Joint Chiefs of Staff Chairman Admiral Mike Mullen says that Wikileaks and its founder Julian Assange "might already have on their hands the blood of some young soldier or that of an Afghan family."
The Eye sees and makes note of the bloody finger with which Mullen points.
Slate has put together this interactive graphic that characterizes the civilian vs. military casualties in Afghanistan over several years, based on the data Wikileaks has come into possession of. What we can tell from an objective look at the graph is that the number of casualties we inflict on the people we deem "the enemy" (however the discrimination is being made; we can only hope it's consistently applied) is comparable to the number of civilian casualties we inflict.
If we look closer, we see that there were times (~Jan. 2006) when we were clearly offing far more civilians than enemies. Even five years into the conflict, when one would have hoped that some progress in the war had been made and that our tactics and methods would have improved with experience in an initially novel (to us) state of war, the number of civilian casualties still roughly correlated with military deaths in proportion. Whatever weapon systems we are using in Afghanistan, from sidearm to missile to supersonic bomber, they are being used against a form of enemy not sufficiently distinguishable from the general population that the weapon system can be directed against one versus the other in a highly preferential way.

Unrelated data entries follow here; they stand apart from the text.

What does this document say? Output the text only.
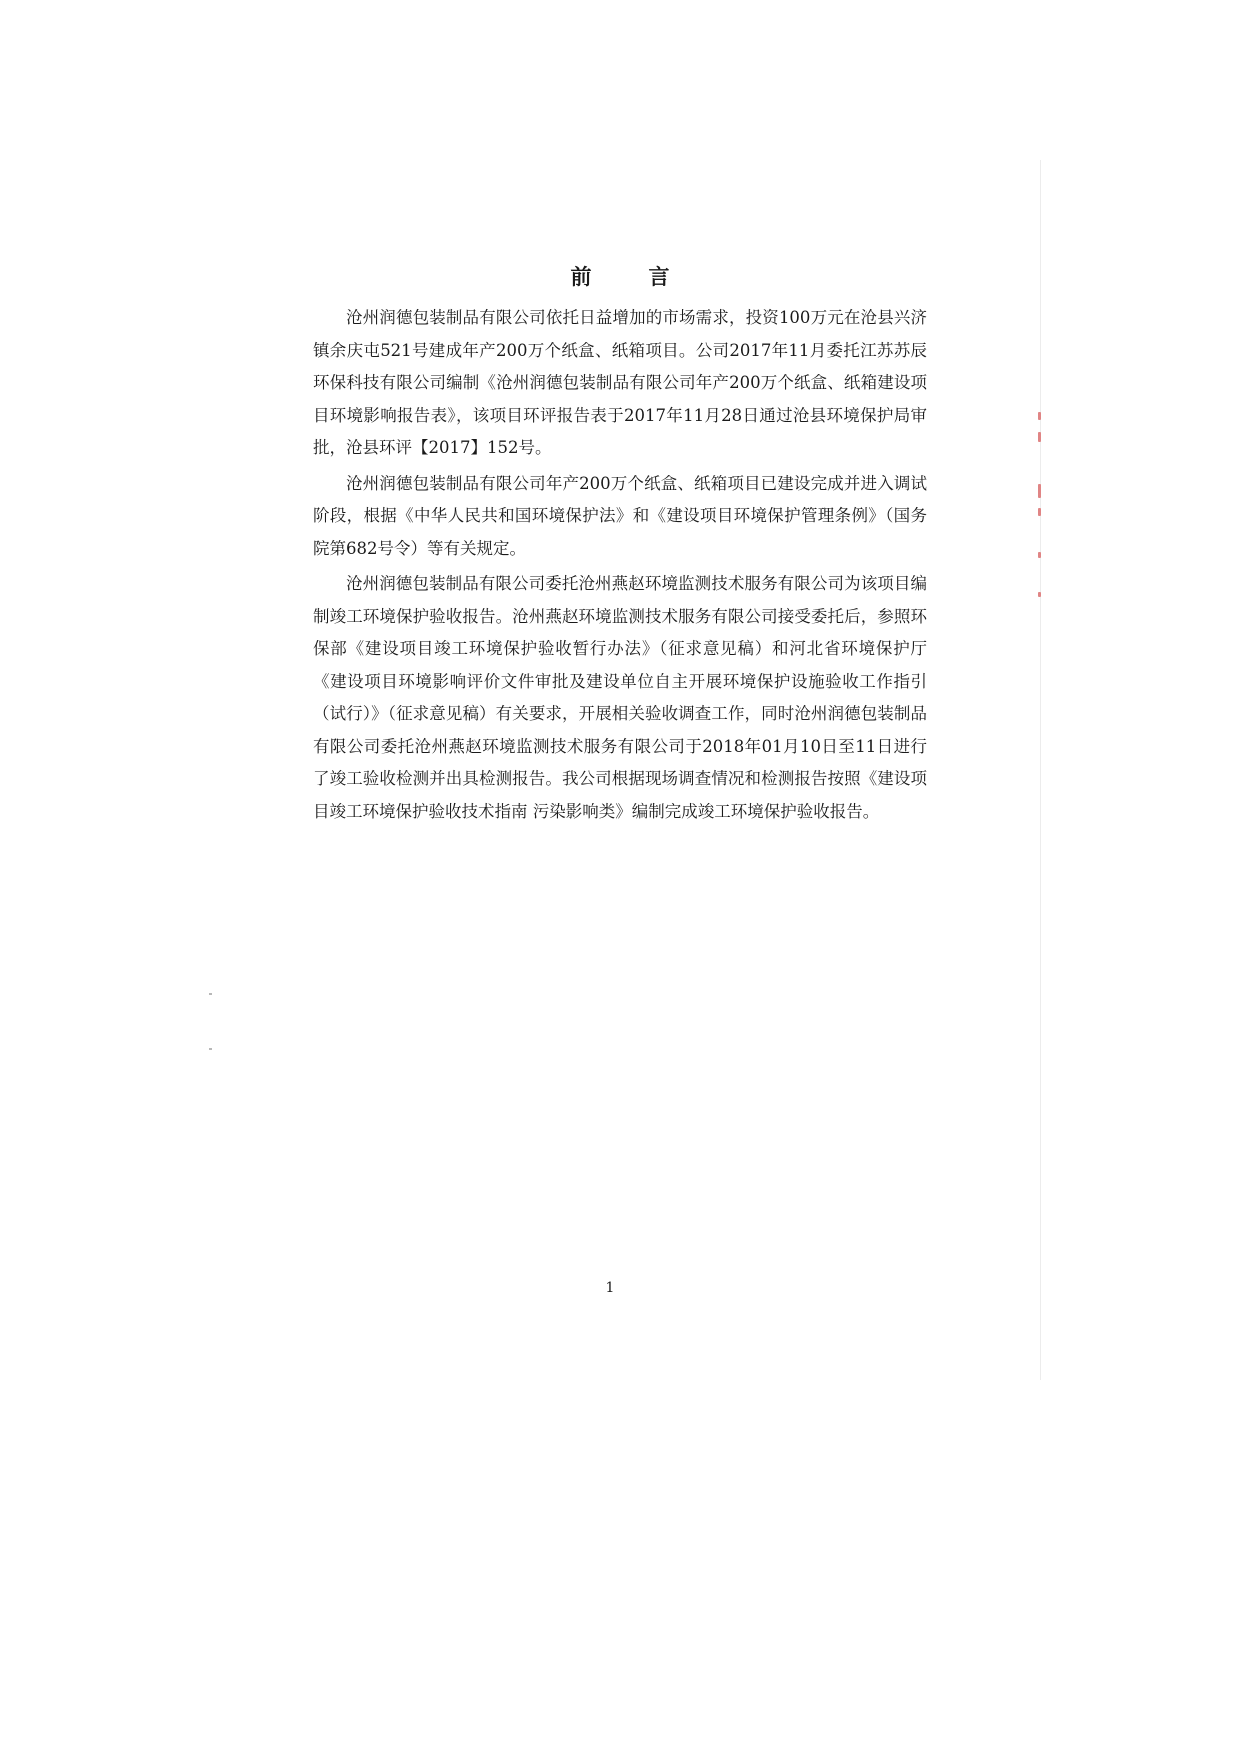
前　言

沧州润德包装制品有限公司依托日益增加的市场需求，投资100万元在沧县兴济镇余庆屯521号建成年产200万个纸盒、纸箱项目。公司2017年11月委托江苏苏辰环保科技有限公司编制《沧州润德包装制品有限公司年产200万个纸盒、纸箱建设项目环境影响报告表》，该项目环评报告表于2017年11月28日通过沧县环境保护局审批，沧县环评【2017】152号。

沧州润德包装制品有限公司年产200万个纸盒、纸箱项目已建设完成并进入调试阶段，根据《中华人民共和国环境保护法》和《建设项目环境保护管理条例》（国务院第682号令）等有关规定。

沧州润德包装制品有限公司委托沧州燕赵环境监测技术服务有限公司为该项目编制竣工环境保护验收报告。沧州燕赵环境监测技术服务有限公司接受委托后，参照环保部《建设项目竣工环境保护验收暂行办法》（征求意见稿）和河北省环境保护厅《建设项目环境影响评价文件审批及建设单位自主开展环境保护设施验收工作指引（试行）》（征求意见稿）有关要求，开展相关验收调查工作，同时沧州润德包装制品有限公司委托沧州燕赵环境监测技术服务有限公司于2018年01月10日至11日进行了竣工验收检测并出具检测报告。我公司根据现场调查情况和检测报告按照《建设项目竣工环境保护验收技术指南 污染影响类》编制完成竣工环境保护验收报告。

1
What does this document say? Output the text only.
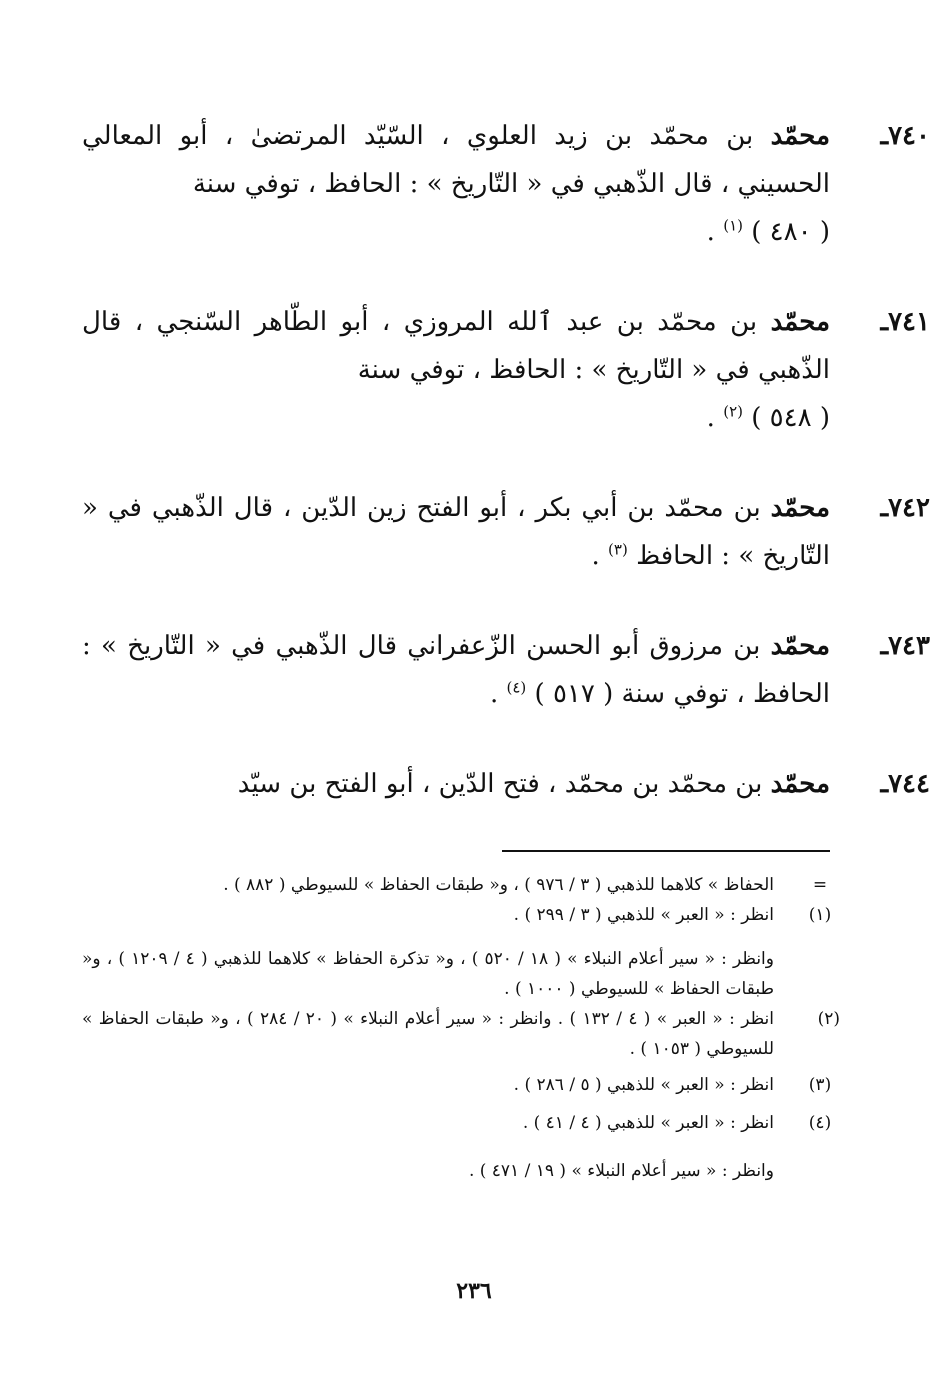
٧٤٠ـ
محمّد بن محمّد بن زيد العلوي ، السّيّد المرتضىٰ ، أبو المعالي الحسيني ، قال الذّهبي في « التّاريخ » : الحافظ ، توفي سنة
( ٤٨٠ ) $^{(١)}$ .
٧٤١ـ
محمّد بن محمّد بن عبد ٱلله المروزي ، أبو الطّاهر السّنجي ، قال الذّهبي في « التّاريخ » : الحافظ ، توفي سنة
( ٥٤٨ ) $^{(٢)}$ .
٧٤٢ـ
محمّد بن محمّد بن أبي بكر ، أبو الفتح زين الدّين ، قال الذّهبي في « التّاريخ » : الحافظ $^{(٣)}$ .
٧٤٣ـ
محمّد بن مرزوق أبو الحسن الزّعفراني قال الذّهبي في « التّاريخ » : الحافظ ، توفي سنة ( ٥١٧ ) $^{(٤)}$ .
٧٤٤ـ
محمّد بن محمّد بن محمّد ، فتح الدّين ، أبو الفتح بن سيّد
=
الحفاظ » كلاهما للذهبي ( ٣ / ٩٧٦ ) ، و« طبقات الحفاظ » للسيوطي ( ٨٨٢ ) .
(١)
انظر : « العبر » للذهبي ( ٣ / ٢٩٩ ) .
وانظر : « سير أعلام النبلاء » ( ١٨ / ٥٢٠ ) ، و« تذكرة الحفاظ » كلاهما للذهبي ( ٤ / ١٢٠٩ ) ، و« طبقات الحفاظ » للسيوطي ( ١٠٠٠ ) .
(٢)
انظر : « العبر » ( ٤ / ١٣٢ ) . وانظر : « سير أعلام النبلاء » ( ٢٠ / ٢٨٤ ) ، و« طبقات الحفاظ » للسيوطي ( ١٠٥٣ ) .
(٣)
انظر : « العبر » للذهبي ( ٥ / ٢٨٦ ) .
(٤)
انظر : « العبر » للذهبي ( ٤ / ٤١ ) .
وانظر : « سير أعلام النبلاء » ( ١٩ / ٤٧١ ) .
٢٣٦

Yes, other wars had high civilian casualties at times; I know about Hiroshima/Nagasaki, Dresden, and London. But I reject the notion that the past excursions of wars into simple indiscriminate death-dealing justifies future or present excursions; to do so implies that humanity learns nothing.
I see no way that the Administration's or the Pentagon's stated objectives in Afghanistan can be reasonably met given the degree of bad faith we have to be engendering. Any kid with experience on school playgrounds can sort this out: the big new kid who threw sand in my best friends' faces along with the bully's face he was aiming for is not automatically my hero.
I'll leave you with one last thought. Given the timespan of that graph, one thing we can conclude is that Afghanistan is giving us a robust pipeline of enemy combatants. I have to wonder: are there enough fertile Afghan women to deliver combatants-to-be indefinitely?